The SCB (Sirolimus-Coated Balloon) DE-NOVO Study consists of two prospective randomized single-blind trials in Malaysia and Germany which aim to examine the safety and efficacy of sirolimus-coated versus paclitaxel-coated balloon catheters in coronary lesions not previously treated with angioplasty or stenting.
According to Prof Datuk Paduka Dr Wan Azman Wan Ahmad, head of the cardiac catheterization lab and senior consultant cardiologist at University Malaya Medical Centre (UMMC), while the 2014 ESC/EACTS* guidelines currently indicate drug-coated balloon (DCB) use only in cases of in-stent restenosis (ISR), positive evidence exists for their use in other situations such as de novo coronary lesions, small vessel disease, bifurcation lesions, or patients where dual-antiplatelet therapy (DAPT) may be a risky option.
The parallel studies will be conducted over a 1.5-year period under almost identical conditions in Malaysia and Germany, with the Malaysian side enrolling 70 patients across six public and private hospitals. The cohort will be divided in half with each receiving one of the two DCBs.

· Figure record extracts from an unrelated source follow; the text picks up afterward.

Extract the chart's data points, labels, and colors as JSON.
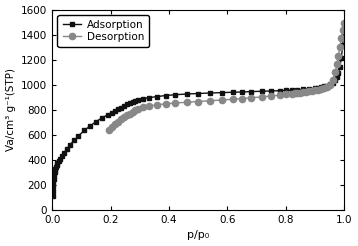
{
  "title": "",
  "xlabel": "p/p₀",
  "ylabel": "Va/cm³ g⁻¹(STP)",
  "xlim": [
    0.0,
    1.0
  ],
  "ylim": [
    0,
    1600
  ],
  "yticks": [
    0,
    200,
    400,
    600,
    800,
    1000,
    1200,
    1400,
    1600
  ],
  "xticks": [
    0.0,
    0.2,
    0.4,
    0.6,
    0.8,
    1.0
  ],
  "adsorption_x": [
    0.001,
    0.002,
    0.003,
    0.004,
    0.005,
    0.007,
    0.009,
    0.011,
    0.013,
    0.015,
    0.018,
    0.022,
    0.027,
    0.033,
    0.04,
    0.05,
    0.06,
    0.075,
    0.09,
    0.11,
    0.13,
    0.15,
    0.17,
    0.19,
    0.205,
    0.215,
    0.225,
    0.235,
    0.245,
    0.255,
    0.265,
    0.275,
    0.285,
    0.295,
    0.31,
    0.33,
    0.36,
    0.39,
    0.42,
    0.46,
    0.5,
    0.54,
    0.58,
    0.62,
    0.65,
    0.68,
    0.72,
    0.75,
    0.78,
    0.8,
    0.82,
    0.84,
    0.86,
    0.88,
    0.9,
    0.91,
    0.92,
    0.93,
    0.94,
    0.95,
    0.96,
    0.97,
    0.975,
    0.98,
    0.985,
    0.99,
    0.995,
    0.998
  ],
  "adsorption_y": [
    115,
    155,
    190,
    220,
    245,
    280,
    305,
    325,
    342,
    356,
    372,
    390,
    410,
    432,
    455,
    488,
    518,
    555,
    592,
    635,
    672,
    705,
    735,
    760,
    778,
    790,
    804,
    818,
    832,
    844,
    856,
    866,
    874,
    880,
    888,
    896,
    906,
    914,
    920,
    926,
    930,
    934,
    937,
    940,
    942,
    945,
    948,
    950,
    953,
    955,
    957,
    960,
    963,
    967,
    972,
    976,
    980,
    986,
    993,
    1002,
    1016,
    1038,
    1062,
    1095,
    1140,
    1210,
    1320,
    1450
  ],
  "desorption_x": [
    0.998,
    0.995,
    0.99,
    0.985,
    0.98,
    0.975,
    0.97,
    0.96,
    0.95,
    0.94,
    0.93,
    0.92,
    0.91,
    0.9,
    0.89,
    0.88,
    0.87,
    0.86,
    0.85,
    0.84,
    0.83,
    0.82,
    0.8,
    0.78,
    0.75,
    0.72,
    0.68,
    0.65,
    0.62,
    0.58,
    0.54,
    0.5,
    0.46,
    0.42,
    0.39,
    0.36,
    0.33,
    0.31,
    0.295,
    0.285,
    0.275,
    0.265,
    0.255,
    0.245,
    0.235,
    0.225,
    0.215,
    0.205,
    0.195
  ],
  "desorption_y": [
    1490,
    1440,
    1370,
    1300,
    1230,
    1165,
    1100,
    1040,
    1000,
    982,
    972,
    965,
    960,
    956,
    952,
    948,
    944,
    941,
    938,
    935,
    932,
    929,
    924,
    918,
    910,
    903,
    896,
    890,
    884,
    878,
    872,
    866,
    860,
    854,
    848,
    840,
    830,
    820,
    808,
    796,
    783,
    770,
    756,
    740,
    723,
    704,
    683,
    660,
    635
  ],
  "adsorption_color": "#111111",
  "desorption_color": "#888888",
  "adsorption_label": "Adsorption",
  "desorption_label": "Desorption",
  "adsorption_marker": "s",
  "desorption_marker": "o",
  "adsorption_markersize": 3.5,
  "desorption_markersize": 4.5,
  "linewidth": 1.0,
  "background_color": "#ffffff",
  "figsize": [
    3.58,
    2.46
  ],
  "dpi": 100
}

Inclusion criteria for the study are age >18 years, clinical evidence of angina or positive functional study, significant coronary de-novo stenosis—defined as ≥70 percent diameter stenosis or 50 to <70 percent stenosis with positive functional test or ischaemia symptoms—and successful lesion preparation. [FDA ClinicalTrials.gov NCT04017364]

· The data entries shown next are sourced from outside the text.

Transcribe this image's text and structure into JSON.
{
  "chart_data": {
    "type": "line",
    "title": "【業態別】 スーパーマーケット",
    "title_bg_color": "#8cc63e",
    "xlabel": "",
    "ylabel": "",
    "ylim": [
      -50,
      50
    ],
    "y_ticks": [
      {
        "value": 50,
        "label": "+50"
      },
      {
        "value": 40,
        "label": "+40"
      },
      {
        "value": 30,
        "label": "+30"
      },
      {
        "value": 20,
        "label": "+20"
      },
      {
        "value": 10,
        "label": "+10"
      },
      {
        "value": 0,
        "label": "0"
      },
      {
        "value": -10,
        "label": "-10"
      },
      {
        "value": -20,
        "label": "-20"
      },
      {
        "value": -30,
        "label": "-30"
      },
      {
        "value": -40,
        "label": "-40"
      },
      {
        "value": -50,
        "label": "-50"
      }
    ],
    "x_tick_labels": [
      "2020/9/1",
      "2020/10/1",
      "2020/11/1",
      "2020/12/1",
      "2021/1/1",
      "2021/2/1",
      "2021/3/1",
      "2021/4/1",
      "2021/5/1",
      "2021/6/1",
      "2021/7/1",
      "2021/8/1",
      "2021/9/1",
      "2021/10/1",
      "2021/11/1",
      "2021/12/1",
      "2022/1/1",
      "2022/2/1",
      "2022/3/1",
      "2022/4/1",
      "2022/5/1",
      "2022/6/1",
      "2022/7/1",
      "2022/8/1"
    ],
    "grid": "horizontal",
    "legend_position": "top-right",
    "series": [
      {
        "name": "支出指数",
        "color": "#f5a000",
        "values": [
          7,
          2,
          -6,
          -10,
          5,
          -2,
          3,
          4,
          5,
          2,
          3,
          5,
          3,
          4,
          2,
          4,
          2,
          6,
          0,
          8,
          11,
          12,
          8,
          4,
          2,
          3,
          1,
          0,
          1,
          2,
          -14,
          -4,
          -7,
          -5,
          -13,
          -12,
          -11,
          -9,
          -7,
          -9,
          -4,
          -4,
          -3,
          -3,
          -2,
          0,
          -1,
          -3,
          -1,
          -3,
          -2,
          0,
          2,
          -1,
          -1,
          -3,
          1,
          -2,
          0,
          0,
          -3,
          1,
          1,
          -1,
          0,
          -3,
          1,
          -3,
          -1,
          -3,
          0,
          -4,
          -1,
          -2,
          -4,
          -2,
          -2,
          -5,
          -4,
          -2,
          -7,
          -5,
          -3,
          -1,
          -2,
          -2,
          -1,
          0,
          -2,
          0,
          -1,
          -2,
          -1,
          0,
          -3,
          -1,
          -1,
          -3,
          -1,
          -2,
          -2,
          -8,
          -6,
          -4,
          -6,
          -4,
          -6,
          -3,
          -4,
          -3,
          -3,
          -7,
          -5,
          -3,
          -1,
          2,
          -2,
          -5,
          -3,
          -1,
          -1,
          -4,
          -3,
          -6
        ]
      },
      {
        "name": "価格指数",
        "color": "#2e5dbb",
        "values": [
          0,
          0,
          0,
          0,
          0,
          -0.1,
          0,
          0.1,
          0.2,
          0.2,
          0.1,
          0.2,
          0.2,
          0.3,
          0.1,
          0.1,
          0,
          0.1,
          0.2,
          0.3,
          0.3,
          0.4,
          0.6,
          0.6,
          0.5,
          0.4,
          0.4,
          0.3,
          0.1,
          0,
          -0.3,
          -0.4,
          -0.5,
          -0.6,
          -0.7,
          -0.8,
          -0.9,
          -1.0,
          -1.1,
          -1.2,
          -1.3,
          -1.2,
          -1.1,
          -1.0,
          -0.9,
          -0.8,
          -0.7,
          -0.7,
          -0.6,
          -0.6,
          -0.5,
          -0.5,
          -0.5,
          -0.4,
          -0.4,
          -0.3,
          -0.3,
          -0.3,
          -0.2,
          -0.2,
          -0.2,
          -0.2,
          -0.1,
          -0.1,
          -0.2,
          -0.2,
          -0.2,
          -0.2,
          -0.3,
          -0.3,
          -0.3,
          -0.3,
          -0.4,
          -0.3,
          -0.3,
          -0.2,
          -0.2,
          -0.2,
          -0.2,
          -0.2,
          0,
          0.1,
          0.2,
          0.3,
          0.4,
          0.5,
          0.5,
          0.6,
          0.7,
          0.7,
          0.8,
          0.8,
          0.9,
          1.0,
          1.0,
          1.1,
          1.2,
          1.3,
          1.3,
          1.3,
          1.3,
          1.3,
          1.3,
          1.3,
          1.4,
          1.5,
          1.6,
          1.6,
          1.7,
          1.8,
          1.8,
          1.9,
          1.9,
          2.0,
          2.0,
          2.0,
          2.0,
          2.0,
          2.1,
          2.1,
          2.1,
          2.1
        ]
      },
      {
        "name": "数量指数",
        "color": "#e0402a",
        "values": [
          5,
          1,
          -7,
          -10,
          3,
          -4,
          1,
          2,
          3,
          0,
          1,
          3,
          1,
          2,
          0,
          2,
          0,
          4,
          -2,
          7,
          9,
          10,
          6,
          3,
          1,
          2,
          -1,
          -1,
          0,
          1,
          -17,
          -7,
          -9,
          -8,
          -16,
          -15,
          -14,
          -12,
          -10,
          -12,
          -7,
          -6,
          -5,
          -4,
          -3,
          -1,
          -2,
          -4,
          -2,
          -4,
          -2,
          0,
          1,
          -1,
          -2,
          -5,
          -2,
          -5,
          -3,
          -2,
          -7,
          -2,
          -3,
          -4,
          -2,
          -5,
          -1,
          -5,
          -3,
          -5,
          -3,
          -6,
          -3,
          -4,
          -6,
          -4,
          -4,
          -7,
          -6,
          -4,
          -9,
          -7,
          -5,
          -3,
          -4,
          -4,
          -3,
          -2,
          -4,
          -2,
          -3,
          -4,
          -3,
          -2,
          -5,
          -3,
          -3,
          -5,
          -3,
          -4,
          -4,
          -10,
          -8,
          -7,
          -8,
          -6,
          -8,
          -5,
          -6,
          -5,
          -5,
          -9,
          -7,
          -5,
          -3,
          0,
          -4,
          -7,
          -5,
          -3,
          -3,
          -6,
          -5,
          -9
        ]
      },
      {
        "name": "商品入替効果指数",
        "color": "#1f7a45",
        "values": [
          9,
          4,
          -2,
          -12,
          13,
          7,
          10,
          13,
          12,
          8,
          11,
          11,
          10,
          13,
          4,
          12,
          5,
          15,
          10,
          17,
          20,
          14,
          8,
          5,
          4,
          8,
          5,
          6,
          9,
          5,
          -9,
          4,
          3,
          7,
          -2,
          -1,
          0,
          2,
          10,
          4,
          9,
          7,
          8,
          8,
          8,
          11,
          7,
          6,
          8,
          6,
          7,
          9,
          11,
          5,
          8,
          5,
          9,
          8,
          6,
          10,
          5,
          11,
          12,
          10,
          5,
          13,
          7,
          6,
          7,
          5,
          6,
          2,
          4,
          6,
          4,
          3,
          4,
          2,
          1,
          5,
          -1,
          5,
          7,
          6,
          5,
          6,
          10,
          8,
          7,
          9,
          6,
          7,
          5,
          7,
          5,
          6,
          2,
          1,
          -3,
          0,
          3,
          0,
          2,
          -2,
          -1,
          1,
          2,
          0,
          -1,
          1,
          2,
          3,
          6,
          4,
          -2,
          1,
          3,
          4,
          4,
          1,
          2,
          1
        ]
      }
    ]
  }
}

Senior Malaysian cardiologists from each hospital will act as principal investigators in the Malaysian study. These include Wan Azman himself, Dr Liew Houng Bang, head of cardiology at Hospital Queen Elizabeth II, Sabah; Dato’ Dr Amin Ariff Nuruddin, head of cardiology at the National Heart Institute (IJN); Datuk Dr Rosli Mohd Ali of Cardio Vascular Sentral Kuala Lumpur; Dato’ Dr Muhamad Ali Sheikh Abdul Kader, head of cardiology at Hospital Pulau Pinang; and Dr Ong Tiong Kiam, head of cardiology at Sarawak General Hospital Heart Centre.

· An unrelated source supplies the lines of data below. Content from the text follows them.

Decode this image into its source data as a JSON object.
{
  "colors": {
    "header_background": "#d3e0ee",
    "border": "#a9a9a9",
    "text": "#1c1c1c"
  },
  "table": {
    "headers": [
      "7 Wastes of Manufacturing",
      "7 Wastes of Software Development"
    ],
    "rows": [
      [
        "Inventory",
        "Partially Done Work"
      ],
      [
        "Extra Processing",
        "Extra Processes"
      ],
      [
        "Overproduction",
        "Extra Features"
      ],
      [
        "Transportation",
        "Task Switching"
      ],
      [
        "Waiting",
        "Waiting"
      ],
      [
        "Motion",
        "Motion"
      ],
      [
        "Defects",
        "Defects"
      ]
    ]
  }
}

“As required by law, this clinical trial has received approvals from the Medical Research Ethics Committee of UMMC and the Research Ethics Committee of IJN,” said Wan Azman. “[The study] will use devices that already have the CE marking, which means that they have been approved for clinical use and are routinely used for treatment.”
At the official launch of the study was Prof Dr Bruno Scheller, consultant cardiologist, University Hospital of Saarland, Homburg, Germany. Scheller is one of the key developers of the DCB device and will also be leading the German arm of the trials.
“Germany is indeed pleased to collaborate with Malaysian doctors who have the most experience with DCB-only percutaneous coronary intervention (PCI) … having used DCB since SeQuent® Please was launched 10 years ago,” said Scheller. “We are confident that working with a similar team of investigators for this upcoming [study] will result in equal success with quality outcomes.”
The announcement was made in conjunction with the 16th Malaysian Cardiovascular Interventional Symposium (MyLIVE), organized by the Interventional Cardiovascular Society of Malaysia (ICSM).